Growing up in eastern North Carolina in the 1980s, people would often mispronounce Angus Bowers’ first name.
The repeated mispronunciations when he was in elementary school often left him feeling embarrassed.
“For me, that was a lesson that I personally have a stake in this,” said Bowers, now a linguist working as a communications consultant at the Pratt School of Engineering, who has led name pronunciation workshops in his role at Pratt.
According to a study by NameCoach, a software company that teaches people how to better pronounce names, 74 percent of people who completed the survey said they struggle with name pronunciation at work. People whose names have been mispronounced note they feel alienated and unimportant and, in some cases, discriminated against.
“We talk a lot in our work about creating a sense of belonging,” said Kevin D’Arco, senior associate dean of International Students at Duke. “If you’re blatantly disrespecting the pronunciation of a name and choosing to ignore that, that’s something that’s going to make people feel less welcome.”
When it comes to name pronunciations, Ling Jin, assistant director of the International House, includes a link in her email signature to an audio clip about how to say her name. She includes it as a resource so that people can hear the pronunciation of her name on their own time, recognizing anyone can struggle with pronouncing names.

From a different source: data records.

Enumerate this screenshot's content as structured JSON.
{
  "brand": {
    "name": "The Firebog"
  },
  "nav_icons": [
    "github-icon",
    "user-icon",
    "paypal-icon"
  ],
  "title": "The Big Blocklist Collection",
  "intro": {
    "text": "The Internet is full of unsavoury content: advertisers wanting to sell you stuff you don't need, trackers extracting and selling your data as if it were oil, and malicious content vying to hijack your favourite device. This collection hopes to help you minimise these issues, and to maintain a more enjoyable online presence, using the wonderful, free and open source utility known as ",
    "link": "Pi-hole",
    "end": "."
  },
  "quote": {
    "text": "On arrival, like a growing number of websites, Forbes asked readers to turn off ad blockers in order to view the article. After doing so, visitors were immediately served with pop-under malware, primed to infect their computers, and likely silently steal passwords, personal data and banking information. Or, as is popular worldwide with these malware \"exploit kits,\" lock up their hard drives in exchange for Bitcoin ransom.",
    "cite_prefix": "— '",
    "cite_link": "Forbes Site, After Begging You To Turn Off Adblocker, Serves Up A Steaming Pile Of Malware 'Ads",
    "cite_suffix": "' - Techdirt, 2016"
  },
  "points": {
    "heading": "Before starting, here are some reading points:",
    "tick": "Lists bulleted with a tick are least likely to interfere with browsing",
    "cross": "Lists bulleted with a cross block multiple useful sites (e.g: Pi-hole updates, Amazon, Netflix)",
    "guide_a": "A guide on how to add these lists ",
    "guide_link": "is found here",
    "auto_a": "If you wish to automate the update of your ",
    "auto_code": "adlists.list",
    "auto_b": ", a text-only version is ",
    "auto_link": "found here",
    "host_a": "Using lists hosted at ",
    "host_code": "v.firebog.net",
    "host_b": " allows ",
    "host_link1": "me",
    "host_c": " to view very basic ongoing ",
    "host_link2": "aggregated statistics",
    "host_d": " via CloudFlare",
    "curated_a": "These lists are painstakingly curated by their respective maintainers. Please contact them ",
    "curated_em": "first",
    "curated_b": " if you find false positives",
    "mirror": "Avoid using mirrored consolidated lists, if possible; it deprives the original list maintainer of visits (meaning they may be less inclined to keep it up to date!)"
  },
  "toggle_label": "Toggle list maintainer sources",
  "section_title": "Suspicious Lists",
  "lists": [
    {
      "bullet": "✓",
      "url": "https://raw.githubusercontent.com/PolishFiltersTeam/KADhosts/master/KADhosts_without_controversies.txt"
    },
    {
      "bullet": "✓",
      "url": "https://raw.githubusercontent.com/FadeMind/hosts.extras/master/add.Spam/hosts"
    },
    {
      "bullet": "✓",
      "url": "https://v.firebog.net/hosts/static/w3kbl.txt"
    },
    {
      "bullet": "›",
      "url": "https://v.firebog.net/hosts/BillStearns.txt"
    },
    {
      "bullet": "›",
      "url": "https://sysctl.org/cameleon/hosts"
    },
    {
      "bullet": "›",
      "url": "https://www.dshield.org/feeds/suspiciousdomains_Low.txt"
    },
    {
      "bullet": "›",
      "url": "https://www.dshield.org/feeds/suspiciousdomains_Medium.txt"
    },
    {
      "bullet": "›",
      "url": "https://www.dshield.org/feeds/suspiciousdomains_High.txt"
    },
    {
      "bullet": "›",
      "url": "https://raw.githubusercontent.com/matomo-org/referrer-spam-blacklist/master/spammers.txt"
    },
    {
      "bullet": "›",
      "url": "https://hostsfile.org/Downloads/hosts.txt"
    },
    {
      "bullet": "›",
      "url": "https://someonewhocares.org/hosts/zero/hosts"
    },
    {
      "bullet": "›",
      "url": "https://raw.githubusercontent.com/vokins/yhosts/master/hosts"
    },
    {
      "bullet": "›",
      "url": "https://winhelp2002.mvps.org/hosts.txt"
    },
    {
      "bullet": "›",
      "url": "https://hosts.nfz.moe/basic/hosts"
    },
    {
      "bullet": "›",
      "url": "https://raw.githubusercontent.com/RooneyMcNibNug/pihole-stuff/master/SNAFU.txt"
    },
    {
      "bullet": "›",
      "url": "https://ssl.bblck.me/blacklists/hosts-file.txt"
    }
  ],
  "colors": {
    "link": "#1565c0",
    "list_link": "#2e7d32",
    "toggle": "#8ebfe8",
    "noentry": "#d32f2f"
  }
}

“It’s a challenge for everybody,” said Jin, who grew up in Shanghai, China, and obtained her bachelor’s degree in Hong Kong, where she lived and considers her second home. “There’s so many names that I also don’t know how to pronounce.”
With many dialects, cultures, and diverse people on campus, the first step in learning how to pronounce names is to try your best by making an effort instead of shying away from saying the name at all. It’s a small gesture that lets the other person know you care.
If you are unfamiliar with how to say that name, Jin suggested conducting a Google search of a name and watching a video on how to pronounce the name ahead of time. If there’s any doubt in the moment, Jin and D’Arco recommend asking during conversation how to pronounce the name. After hearing the name, D’Arco suggests repeating it back for confirmation. Asking for help is respectful and turns what could be an embarrassing moment into an opportunity to learn and improve.
“Turn it into a moment when they can teach and you can learn,” said Bowers, of the Pratt School of Engineering. “A moment of sharing and building.”
Duke community members can also turn to campus workshops to learn more about the phonetics of specific languages and cultures, including Chinese, Japanese, Indian and Latino names.
Among the resources, Bowers leads interactive workshops through the Pratt School of Engineering, and the International House offers trainings by request in name pronunciation for faculty, students and staff during the academic year to learn how to better communicate with people from different cultural, ethnic and national backgrounds.
Whether by making the effort or taking a workshop, learning to respect the names of others is one more way to build an inclusive community at Duke.
“Names are reflective of somebody’s identity, somebody’s culture and where they’re from,” D’Arco said. “There’s a lot that goes into a name. There’s family history, religious background, cultural background. There’s a lot of richness behind a lot of names.”